4.2 Power, Exertion and Moral Liberty
Reid is clear that power is not the sort of thing that admits of a logical definition. We cannot reduce it to some set of simpler qualities. However, this doesn't mean that we can't say anything about what power is. On the contrary, Reid makes a variety of claims about power. Importantly, he claims that power is the quality that, when coupled with exertion, necessitates a particular effect. Taking a cue from ordinary language, he holds that it is a contradiction to say that an entity has the power to do something, and exerts that power, and yet the effect fails to come about. If the effect fails to come about when the entity exerts itself, we might say, what that shows is that the entity only seemed, but didn't actually, have the power to bring about the effect. Reid also claims that any agent who has the power to do something also has three other inter-related powers: the power not to do the thing, the power to try to do that thing (that is, the power to exert his power to do the thing), and the power not to try to do that thing. He claims further that any agent who has the power to do something must believe himself to have that power.
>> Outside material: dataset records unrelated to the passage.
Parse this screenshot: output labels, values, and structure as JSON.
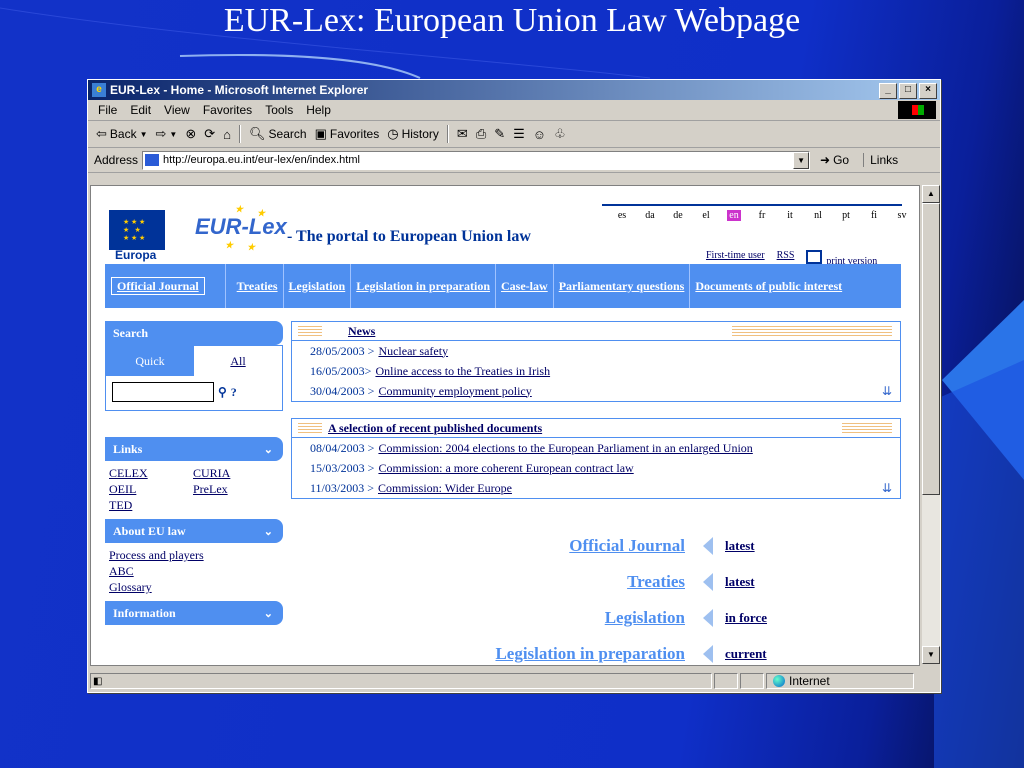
{
  "slide": {
    "title": "EUR-Lex:  European Union Law Webpage"
  },
  "window": {
    "title": "EUR-Lex - Home - Microsoft Internet Explorer",
    "menu": [
      "File",
      "Edit",
      "View",
      "Favorites",
      "Tools",
      "Help"
    ],
    "toolbar": {
      "back": "Back",
      "search": "Search",
      "favorites": "Favorites",
      "history": "History"
    },
    "address_label": "Address",
    "url": "http://europa.eu.int/eur-lex/en/index.html",
    "go": "Go",
    "links": "Links",
    "status_zone": "Internet"
  },
  "page": {
    "europa_label": "Europa",
    "logo_text": "EUR-Lex",
    "tagline": "-  The portal to European Union law",
    "languages": [
      "es",
      "da",
      "de",
      "el",
      "en",
      "fr",
      "it",
      "nl",
      "pt",
      "fi",
      "sv"
    ],
    "selected_language": "en",
    "header_links": {
      "first_time": "First-time user",
      "rss": "RSS",
      "print": "print version"
    },
    "nav": [
      "Official Journal",
      "Treaties",
      "Legislation",
      "Legislation in preparation",
      "Case-law",
      "Parliamentary questions",
      "Documents of public interest"
    ],
    "sidebar": {
      "search_title": "Search",
      "tab_quick": "Quick",
      "tab_all": "All",
      "help": "?",
      "links_title": "Links",
      "links": [
        "CELEX",
        "CURIA",
        "OEIL",
        "PreLex",
        "TED"
      ],
      "about_title": "About EU law",
      "about_items": [
        "Process and players",
        "ABC",
        "Glossary"
      ],
      "info_title": "Information"
    },
    "news": {
      "title": "News",
      "items": [
        {
          "date": "28/05/2003 >",
          "text": "Nuclear safety"
        },
        {
          "date": "16/05/2003>",
          "text": "Online access to the Treaties in Irish"
        },
        {
          "date": "30/04/2003 >",
          "text": "Community employment policy"
        }
      ]
    },
    "documents": {
      "title": "A selection of recent published documents",
      "items": [
        {
          "date": "08/04/2003 >",
          "text": "Commission: 2004 elections to the European Parliament in an enlarged Union"
        },
        {
          "date": "15/03/2003 >",
          "text": "Commission: a more coherent European contract law"
        },
        {
          "date": "11/03/2003 >",
          "text": "Commission: Wider Europe"
        }
      ]
    },
    "quicklinks": [
      {
        "label": "Official Journal",
        "value": "latest"
      },
      {
        "label": "Treaties",
        "value": "latest"
      },
      {
        "label": "Legislation",
        "value": "in force"
      },
      {
        "label": "Legislation in preparation",
        "value": "current"
      }
    ]
  }
}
Any one of these claims can be questioned, even if Reid is right that they are embedded in our ordinary concept of power. Take, for instance, the claim that an agent who has the power to do something also has the power not to do it. Locke offers the following example, which seems to be a counterexample to this claim:
[S]uppose a Man be carried, whilst fast asleep, into a Room, where is a Person he longs to see and speak with; and be there locked fast in, beyond his Power to get out: he awakes, and is glad to find himself in so desirable Company, which he stays willingly in, i.e.